Extended Data Fig. 1 Removal of periosteum reduces bone formation and callus vascularization.

a, Histological characterization of the mouse bone-autograft healing model. At the host–graft junction cartilage (safranin O+) is formed at PFD7. Note absence of CD31+ blood vessels in these regions. Near the graft centre new woven bone (bright pink on H&E staining) is deposited, cartilage is absent and blood vessels are abundant. By PFD14, the cartilage at the host–graft junction is gradually being replaced by bone, while the woven bone near the graft centre appears mature (representative images of four mice). Scale bars, 200 μm in host–graft junction images, 100 μm in graft-centre images, 50 μm in magnifications. b, MicroCT-based visualization and quantification of newly formed bone around control autografts, autografts from which the periosteum was removed or devitalized allografts (no living cells) at PFD28 (n = 3 mice). Coverage ratio represents percentage of graft surface covered by new bone. c, Dual-energy microCT-based visualization and quantification of vascularization in a 250-μm-wide region around autografts and allografts at PFD14 (n = 5 mice for autograft, n = 6 mice for devitalized allograft). d, CD31 immunohistochemical visualization and quantification of vascularization in a 250 μm-wide region around autografts and allografts at PFD14 (n = 3 mice). Scale bars, 500 μm. b, bone; c, cartilage; ft, fibrous tissue; g, graft; h, host; m, muscle; p, periosteum. Data are mean ± s.e.m.; one-way ANOVA with Bonferroni post hoc test (b), two-tailed Student’s t-test (c, d).

Source data

Extended Data Fig. 2 Reducing vascularization alters but does not prevent bone healing.

a, Histological visualization and quantification of apoptotic cells (TUNEL+; n = 4 mice for control, n = 5 mice for filter 0.2) in the callus of grafts with or without a filter (0.2 μm pore size) at PFD7. Scale bars, 50 μm. b, Histological visualization and quantification of proliferating (BrdU+; n = 3 mice) cells in the callus of grafts with or without a filter (0.2 μm pore size) at PFD7. Scale bars, 100 μm. c, MicroCT-based visualization and quantification of newly formed bone around control grafts or grafts surrounded by a filter (0.2 μm pore size) at PFD14 (n = 4 mice for control, n = 6 mice for filter 0.2).
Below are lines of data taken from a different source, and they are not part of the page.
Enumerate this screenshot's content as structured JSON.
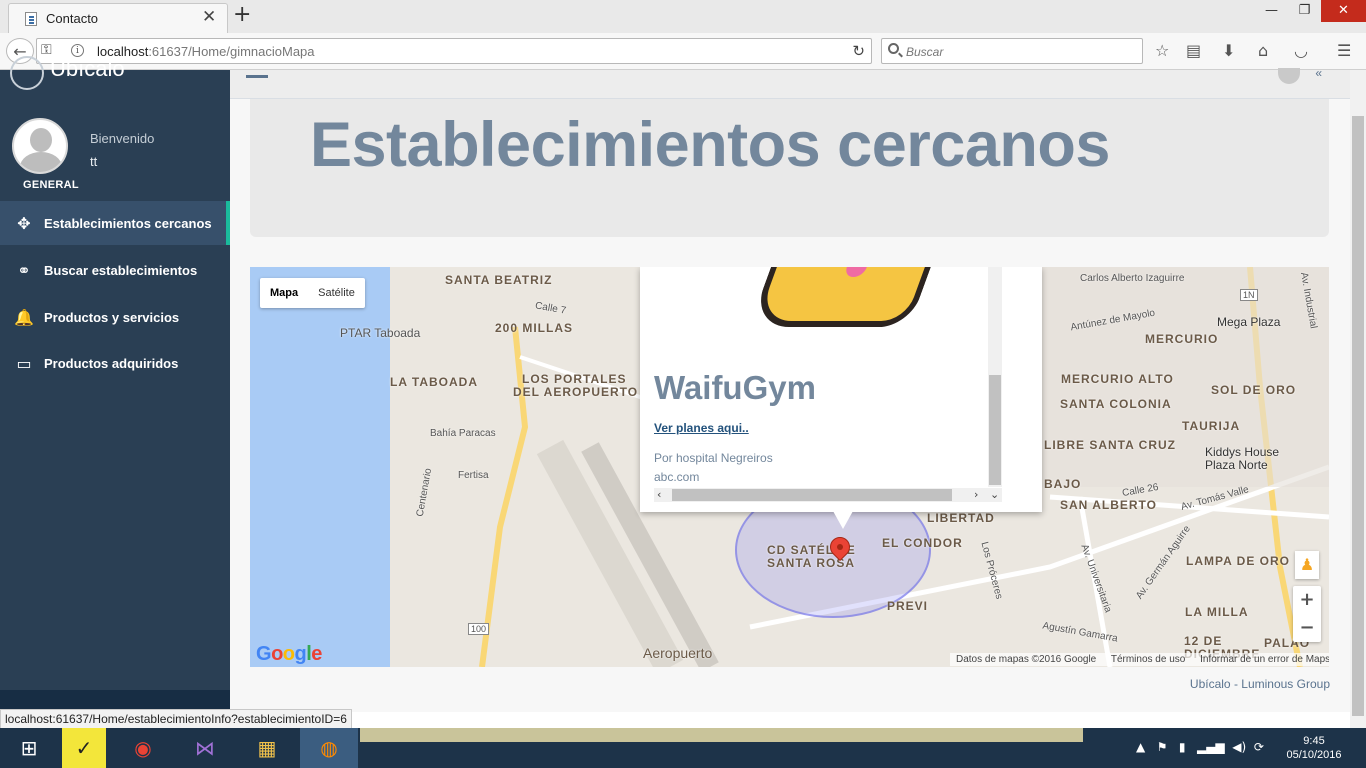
{
  "browser": {
    "tab_title": "Contacto",
    "tab_close": "✕",
    "new_tab": "+",
    "url_host": "localhost",
    "url_rest": ":61637/Home/gimnacioMapa",
    "search_placeholder": "Buscar",
    "window_minimize": "—",
    "window_restore": "❐",
    "window_close": "✕",
    "status_url": "localhost:61637/Home/establecimientoInfo?establecimientoID=6"
  },
  "sidebar": {
    "brand": "Ubícalo",
    "welcome": "Bienvenido",
    "username": "tt",
    "role": "GENERAL",
    "items": [
      {
        "label": "Establecimientos cercanos",
        "icon": "✥",
        "active": true
      },
      {
        "label": "Buscar establecimientos",
        "icon": "⚭"
      },
      {
        "label": "Productos y servicios",
        "icon": "🔔"
      },
      {
        "label": "Productos adquiridos",
        "icon": "▭"
      }
    ]
  },
  "page": {
    "title": "Establecimientos cercanos",
    "footer": "Ubícalo - Luminous Group"
  },
  "map": {
    "type_buttons": [
      "Mapa",
      "Satélite"
    ],
    "labels": [
      "SANTA BEATRIZ",
      "PTAR Taboada",
      "200 MILLAS",
      "LA TABOADA",
      "LOS PORTALES",
      "DEL AEROPUERTO",
      "Bahía Paracas",
      "Fertisa",
      "Centenario",
      "CD SATÉLITE",
      "SANTA ROSA",
      "LIBERTAD",
      "EL CONDOR",
      "PREVI",
      "Aeropuerto",
      "Carlos Alberto Izaguirre",
      "Mega Plaza",
      "MERCURIO",
      "MERCURIO ALTO",
      "SOL DE ORO",
      "SANTA COLONIA",
      "TAURIJA",
      "LIBRE SANTA CRUZ",
      "Kiddys House",
      "Plaza Norte",
      "BAJO",
      "SAN ALBERTO",
      "LAMPA DE ORO",
      "LA MILLA",
      "12 DE",
      "DICIEMBRE",
      "PALAO",
      "Av. Industrial",
      "Antúnez de Mayolo",
      "Av. Tomás Valle",
      "Av. Universitaria",
      "Los Próceres",
      "Agustín Gamarra",
      "Calle 7",
      "Calle 26",
      "Av. Germán Aguirre",
      "100",
      "1N"
    ],
    "infowindow": {
      "title": "WaifuGym",
      "link": "Ver planes aqui..",
      "address": "Por hospital Negreiros",
      "website": "abc.com"
    },
    "zoom_in": "+",
    "zoom_out": "−",
    "attribution": [
      "Datos de mapas ©2016 Google",
      "Términos de uso",
      "Informar de un error de Maps"
    ],
    "logo": {
      "g1": "G",
      "o1": "o",
      "o2": "o",
      "g2": "g",
      "l": "l",
      "e": "e"
    }
  },
  "taskbar": {
    "time": "9:45",
    "date": "05/10/2016"
  }
}
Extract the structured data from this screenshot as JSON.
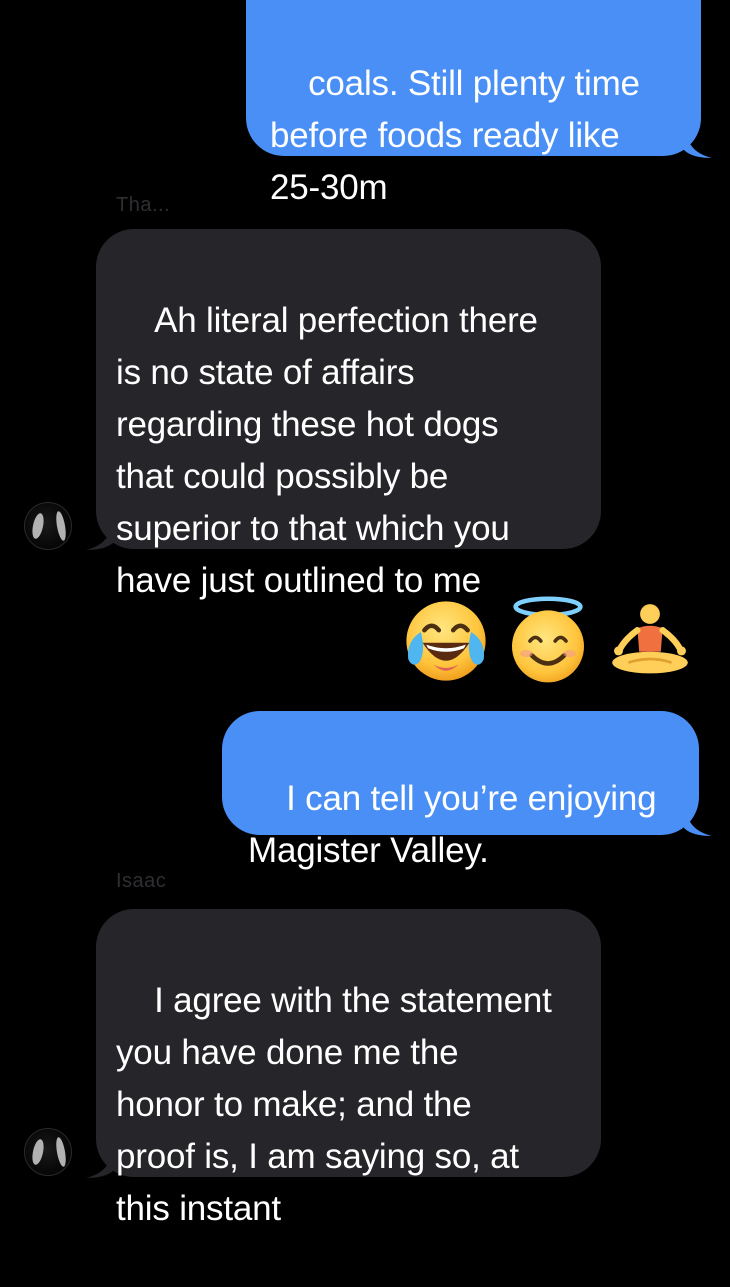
{
  "messages": [
    {
      "direction": "outgoing",
      "text": "coals. Still plenty time\nbefore foods ready like\n25-30m"
    },
    {
      "direction": "incoming",
      "sender_name": "Tha...",
      "text": "Ah literal perfection there\nis no state of affairs\nregarding these hot dogs\nthat could possibly be\nsuperior to that which you\nhave just outlined to me"
    },
    {
      "direction": "outgoing",
      "text": "I can tell you’re enjoying\nMagister Valley."
    },
    {
      "direction": "incoming",
      "sender_name": "Isaac",
      "text": "I agree with the statement\nyou have done me the\nhonor to make; and the\nproof is, I am saying so, at\nthis instant"
    }
  ],
  "emoji_reaction_row": [
    "face-with-tears-of-joy-emoji",
    "smiling-face-with-halo-emoji",
    "person-in-lotus-position-emoji"
  ],
  "colors": {
    "background": "#000000",
    "outgoing_bubble": "#4a8ff5",
    "incoming_bubble": "#26262a",
    "text": "#ffffff",
    "sender_name": "#2f2f33"
  }
}
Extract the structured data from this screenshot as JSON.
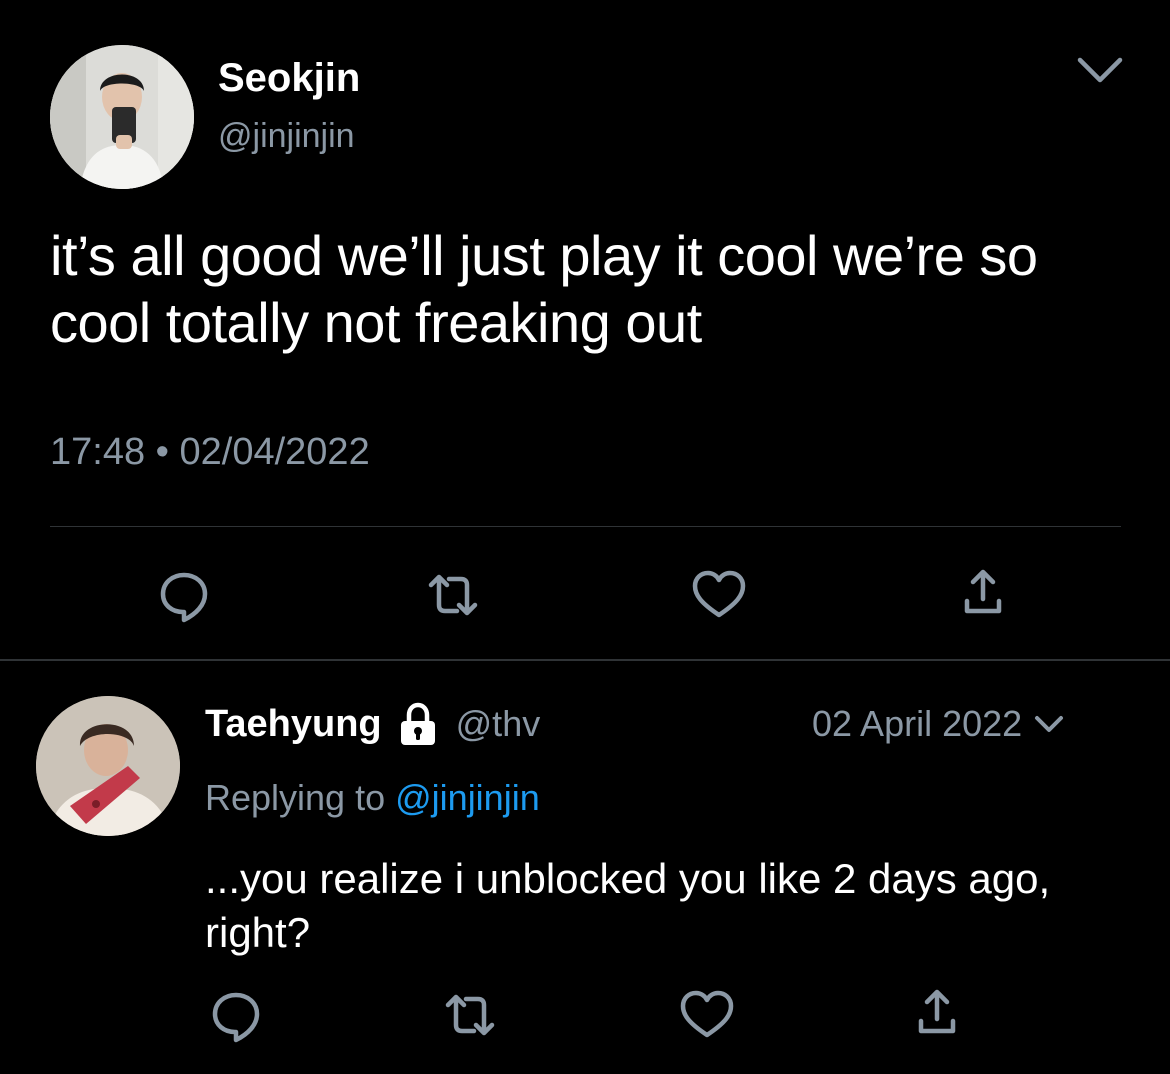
{
  "main_tweet": {
    "display_name": "Seokjin",
    "handle": "@jinjinjin",
    "text": "it’s all good we’ll just play it cool we’re so cool totally not freaking out",
    "timestamp": "17:48 • 02/04/2022"
  },
  "reply_tweet": {
    "display_name": "Taehyung",
    "handle": "@thv",
    "date": "02 April 2022",
    "replying_prefix": "Replying to",
    "replying_to": "@jinjinjin",
    "text": "...you realize i unblocked you like 2 days ago, right?"
  },
  "icons": {
    "menu": "chevron-down-icon",
    "protected": "lock-icon",
    "reply": "reply-icon",
    "retweet": "retweet-icon",
    "like": "like-icon",
    "share": "share-icon"
  },
  "colors": {
    "background": "#000000",
    "primary_text": "#ffffff",
    "secondary_text": "#8b98a5",
    "link": "#1d9bf0",
    "divider": "#2f3336"
  }
}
Coverage ratio represents percentage of graft surface covered by new bone. d, Cell tracing of donor periosteal cells during healing of bone grafts, derived from CAG-eGFP mice, with or without filter (0.2 μm pore size) at PFD14 showing equal contribution of donor cells to cartilage in both conditions, but reduced contribution of donor cells to bone near the graft ends. Arrows, GFP+ osteoblasts; arrowheads, GFP+ osteocytes; representative images of three mice. Scale bars, 50 μm. e, MicroCT-based visualization and quantification of newly formed bone around control grafts or grafts surrounded by a filter (0.2 μm pore size) at PFD28 (n = 3 mice). f, Histological analysis of autografts with or without a filter (0.2 μm pore size) at PFD28 showing comparable callus morphology and composition, although remaining cartilage islands (detail image) were seen when a filter was present but not in the callus of control grafts (representative images of three mice). Scale bars, 500 μm. Data are mean ± s.e.m.; two-tailed Student’s t-test.

Source data

Extended Data Fig. 3 In silico modelling supports a role for nutritional stress in chondrogenic commitment.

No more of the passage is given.